Economic Peace, Only For Settlers
Before rising to the office of Prime Minister (again) and finally endorsing a Palestinian state, then-Likud Charmian Benjamin Netanyahu laid out an alternative to all those hairy issues of ending the occupation: make the Palestinian economy better. But the plan, known as "economic peace," has run into an ironic roadblock: the occupation.
A report released by the World Bank yesterday warns of the impending Palestinian Authority fiscal crisis and placed some of the blame for slow economic growth on Israel. "[R]estrictions put in place by the Government of Israel continue to stand in the way of potential private investment," said the report, "and remain the major impediment to sustainable economic growth."
The report was most scathing when it came to the Oslo-era division of the West Bank into Areas A, B and C. Area A, only a small portion of the territory that contains most of the population centers, is under full PA control. Area C is administered completely by Israel, and Palestinian economic development in that land—nearly two thirds of the West Bank (see map below)—are "almost impossible" due to restrictions, yet necessary for Palestine to reach its economic potential:
Most notably, the continued geographical fragmentation of Area C (envisaged under the Oslo Accords as a temporary arrangement), poses a binding constraint to real economic growth, essential to support the future Palestinian state. Area C's significance, as the only contiguous land in the West Bank connecting 227 separate geographical areas (A and B), is the key to economic cohesion and is the most resource abundant space in the West Bank holding the majority of the territory's water, agricultural lands, natural resources, and land reserves that provide an economic foundation for growth in key sectors of the economy.

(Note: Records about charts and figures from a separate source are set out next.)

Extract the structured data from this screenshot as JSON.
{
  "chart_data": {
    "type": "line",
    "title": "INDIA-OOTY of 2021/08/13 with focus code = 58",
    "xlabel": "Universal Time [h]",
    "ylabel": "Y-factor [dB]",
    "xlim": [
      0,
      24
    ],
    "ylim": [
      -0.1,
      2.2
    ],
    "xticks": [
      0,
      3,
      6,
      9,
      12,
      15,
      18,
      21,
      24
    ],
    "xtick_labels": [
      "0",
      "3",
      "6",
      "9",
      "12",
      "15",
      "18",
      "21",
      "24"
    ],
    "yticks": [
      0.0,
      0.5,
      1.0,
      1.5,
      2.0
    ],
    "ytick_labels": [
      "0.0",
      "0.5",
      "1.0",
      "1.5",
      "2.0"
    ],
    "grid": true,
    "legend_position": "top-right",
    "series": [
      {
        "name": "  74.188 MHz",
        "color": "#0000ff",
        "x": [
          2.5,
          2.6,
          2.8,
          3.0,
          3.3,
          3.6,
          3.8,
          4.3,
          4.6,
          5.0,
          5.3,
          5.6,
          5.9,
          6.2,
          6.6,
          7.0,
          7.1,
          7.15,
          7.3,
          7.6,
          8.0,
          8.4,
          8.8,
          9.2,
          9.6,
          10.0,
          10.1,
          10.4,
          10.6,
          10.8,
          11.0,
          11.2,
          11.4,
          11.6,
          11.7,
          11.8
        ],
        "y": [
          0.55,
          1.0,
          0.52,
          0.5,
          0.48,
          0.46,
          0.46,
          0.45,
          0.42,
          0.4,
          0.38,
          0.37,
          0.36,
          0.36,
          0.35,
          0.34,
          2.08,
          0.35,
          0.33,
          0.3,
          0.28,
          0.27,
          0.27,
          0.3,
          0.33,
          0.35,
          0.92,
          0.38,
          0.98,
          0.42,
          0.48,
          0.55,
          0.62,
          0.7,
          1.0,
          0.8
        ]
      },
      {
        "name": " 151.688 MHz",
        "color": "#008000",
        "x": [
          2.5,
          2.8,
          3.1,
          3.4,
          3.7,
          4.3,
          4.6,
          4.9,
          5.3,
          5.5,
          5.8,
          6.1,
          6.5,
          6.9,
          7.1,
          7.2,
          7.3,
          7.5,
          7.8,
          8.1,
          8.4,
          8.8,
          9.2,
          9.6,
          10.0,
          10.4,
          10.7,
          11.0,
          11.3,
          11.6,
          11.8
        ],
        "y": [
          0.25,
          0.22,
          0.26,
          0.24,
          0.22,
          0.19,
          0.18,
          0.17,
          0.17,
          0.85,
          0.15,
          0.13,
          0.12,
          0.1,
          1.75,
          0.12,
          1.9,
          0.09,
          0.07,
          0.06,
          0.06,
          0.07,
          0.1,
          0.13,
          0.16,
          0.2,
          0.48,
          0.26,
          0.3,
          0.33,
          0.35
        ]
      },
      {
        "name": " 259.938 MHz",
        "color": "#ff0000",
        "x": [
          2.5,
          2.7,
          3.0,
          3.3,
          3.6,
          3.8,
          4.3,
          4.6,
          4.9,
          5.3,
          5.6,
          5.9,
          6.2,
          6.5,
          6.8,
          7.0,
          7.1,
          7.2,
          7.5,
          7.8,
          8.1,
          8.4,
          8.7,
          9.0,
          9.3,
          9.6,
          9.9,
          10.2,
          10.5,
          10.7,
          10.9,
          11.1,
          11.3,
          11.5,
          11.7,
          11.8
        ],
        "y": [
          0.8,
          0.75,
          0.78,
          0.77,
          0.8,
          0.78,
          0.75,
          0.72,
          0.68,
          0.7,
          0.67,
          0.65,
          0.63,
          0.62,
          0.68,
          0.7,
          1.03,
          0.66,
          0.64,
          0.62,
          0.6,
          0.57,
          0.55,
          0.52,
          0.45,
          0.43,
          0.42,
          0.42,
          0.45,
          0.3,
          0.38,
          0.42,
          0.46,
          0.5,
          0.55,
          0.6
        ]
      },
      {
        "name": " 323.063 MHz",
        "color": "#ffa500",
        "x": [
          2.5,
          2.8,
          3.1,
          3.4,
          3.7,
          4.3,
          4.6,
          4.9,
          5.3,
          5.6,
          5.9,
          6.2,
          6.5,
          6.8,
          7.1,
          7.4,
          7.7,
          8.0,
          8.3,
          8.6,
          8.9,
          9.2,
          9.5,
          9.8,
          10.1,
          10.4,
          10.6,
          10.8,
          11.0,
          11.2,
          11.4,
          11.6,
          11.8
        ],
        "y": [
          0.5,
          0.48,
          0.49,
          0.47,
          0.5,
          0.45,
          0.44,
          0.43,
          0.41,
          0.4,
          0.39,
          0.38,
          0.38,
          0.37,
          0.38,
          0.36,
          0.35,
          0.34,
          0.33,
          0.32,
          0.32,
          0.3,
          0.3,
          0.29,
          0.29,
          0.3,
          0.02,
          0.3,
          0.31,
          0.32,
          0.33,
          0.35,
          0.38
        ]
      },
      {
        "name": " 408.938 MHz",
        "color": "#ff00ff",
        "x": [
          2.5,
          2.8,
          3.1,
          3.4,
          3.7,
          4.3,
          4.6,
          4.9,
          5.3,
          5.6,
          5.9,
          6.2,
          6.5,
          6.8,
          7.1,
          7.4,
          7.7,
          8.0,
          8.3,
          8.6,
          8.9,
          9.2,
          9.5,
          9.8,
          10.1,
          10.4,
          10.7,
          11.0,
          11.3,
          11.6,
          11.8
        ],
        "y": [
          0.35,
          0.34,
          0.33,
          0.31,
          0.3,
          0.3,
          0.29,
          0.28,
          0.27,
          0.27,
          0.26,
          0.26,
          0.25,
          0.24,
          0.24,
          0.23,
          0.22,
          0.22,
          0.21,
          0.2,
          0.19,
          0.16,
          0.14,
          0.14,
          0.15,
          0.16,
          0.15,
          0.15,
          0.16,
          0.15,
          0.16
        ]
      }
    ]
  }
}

Because of restrictions, the Palestinians have only built up a mere one percent of Area C, and even that is subject to checkpoints and an arduous permitting process.
How do we know Area C is economically viable, and even important for growth? Because the Israel settlements continue to proliferate there—on 5 percent of Area C (and growing) and exerting control over more than 40 percent of land in the West Bank (and growing)—building up both industry and agricultural production. The Israeli government estimates that the settlements generate some $300 million of business in exports to Europe. When you count products partially produced in settlements, that number, according to an analysis cited by the World Bank, can jump as high as $5.4 billion.
Area C offers the Palestinians a lot. Telecommunications networks could yield millions for companies, but they can't expand into Area C because Israel denies permits to build cell towers or fiber optic lines. Plans to develop resorts on the Dead Sea—as Jordan has—are projected to earn hundreds of billions, but the ban on foreign investment in Area C prevents the projects from getting underway. Then there's two of the most obvious uses for these wide swaths of resource rich land: housing and agriculture, but those seem to only be available to settlers.
Is the Israeli denial of Palestinian economic development on 60 percent of the West Bank the sort of factor Mitt Romney had in mind when he said "culture makes all the difference" between Israel's economic prosperity and Palestinian woes?